Yes, Clobes is actually proud of using Evee’s story to dissuade parents from vaccinating. That’s how radicalized she has become. After all, she believes that vaccines, not SIDS/co-sleeping, killed her baby. How radicalized would you or I become if we suffered such a loss and somehow came to believe that?
Finally, this story helps illustrate just why antivaccine warriors like Caitlin Clobe are so powerful, using her interaction with Senator Pan over SB 276 and SB 714 as an example:
Last week, California state Sen. Richard Pan, a pediatrician who led the bill’s push, got into a Twitter spat with the actor Rob Schneider, who argued against the legislation by sharing Clobes’ post.
“Catie has my sympathy for the loss of her daughter Evee,” Pan replied to Schneider on Twitter. “Blaming her death on vaccination requires proof.”
Pan’s remarks were seized on as heartless by Clobes’ supporters, who accused him of attacking a grieving mother.
I wouldn’t have said it quite the way Senator Pan did. I probably would have said something like, “Ms. Clobes has my sympathy for the loss of her daughter Evee, but there is no evidence that vaccines were responsible.” I know, I would have gotten the same reaction, but how I would have handled it just sounded better to me. Be that as it may, this is the power of mothers like Caitlin Clobes, who have lost a child to whatever cause. (I’ve documented teens who’ve died suddenly, whom antivaxers have used to demonize the HPV vaccine, for instance.
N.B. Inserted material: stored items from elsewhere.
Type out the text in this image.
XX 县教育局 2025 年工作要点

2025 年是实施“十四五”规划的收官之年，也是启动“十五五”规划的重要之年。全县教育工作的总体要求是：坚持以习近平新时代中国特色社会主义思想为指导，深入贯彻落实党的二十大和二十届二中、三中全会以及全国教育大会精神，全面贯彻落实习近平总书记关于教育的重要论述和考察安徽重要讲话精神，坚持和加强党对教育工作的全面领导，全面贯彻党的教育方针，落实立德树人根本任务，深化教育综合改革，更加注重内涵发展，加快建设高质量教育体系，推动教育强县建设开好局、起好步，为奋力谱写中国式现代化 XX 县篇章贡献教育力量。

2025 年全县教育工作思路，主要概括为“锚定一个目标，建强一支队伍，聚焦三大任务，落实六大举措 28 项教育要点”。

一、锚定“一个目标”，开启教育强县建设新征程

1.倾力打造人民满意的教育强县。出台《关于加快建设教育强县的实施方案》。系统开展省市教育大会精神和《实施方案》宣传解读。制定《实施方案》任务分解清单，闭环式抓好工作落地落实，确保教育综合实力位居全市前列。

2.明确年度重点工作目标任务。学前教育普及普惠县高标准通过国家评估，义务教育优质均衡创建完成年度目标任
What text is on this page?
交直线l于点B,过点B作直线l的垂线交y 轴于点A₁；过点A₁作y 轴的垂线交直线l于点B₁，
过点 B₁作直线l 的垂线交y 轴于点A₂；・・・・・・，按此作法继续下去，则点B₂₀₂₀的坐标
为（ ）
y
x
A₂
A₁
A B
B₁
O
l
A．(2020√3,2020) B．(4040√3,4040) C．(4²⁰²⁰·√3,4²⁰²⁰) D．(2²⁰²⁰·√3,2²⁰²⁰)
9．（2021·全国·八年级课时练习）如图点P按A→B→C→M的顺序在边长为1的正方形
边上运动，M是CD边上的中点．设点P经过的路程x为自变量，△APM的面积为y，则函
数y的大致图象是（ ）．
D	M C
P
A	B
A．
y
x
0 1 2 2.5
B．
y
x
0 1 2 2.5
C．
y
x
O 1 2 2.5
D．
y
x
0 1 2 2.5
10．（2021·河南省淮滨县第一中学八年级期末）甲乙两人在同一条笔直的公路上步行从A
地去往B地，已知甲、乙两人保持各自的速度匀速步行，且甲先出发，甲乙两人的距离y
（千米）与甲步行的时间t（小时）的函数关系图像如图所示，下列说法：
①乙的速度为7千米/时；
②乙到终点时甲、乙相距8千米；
With older children and teens, it’s almost always the HPV vaccine, too, but that is a topic for another day.) These mothers’ loss and grief are their shields, and their motivations are pure, at least in the beginning, making it easy to portray anyone who questions their belief that vaccines killed their babies as heartlessly attacking a grieving mother. Unfortunately, antivaxers know this, which is why they continue to approach them and try to recruit them. It’s also why antivaxers so furiously attack the mothers of children who have died of vaccine-preventable diseases and take the brave step of publicizing their stories in pro-vaccination messaging. Antivaxers recognize a threat when they see one.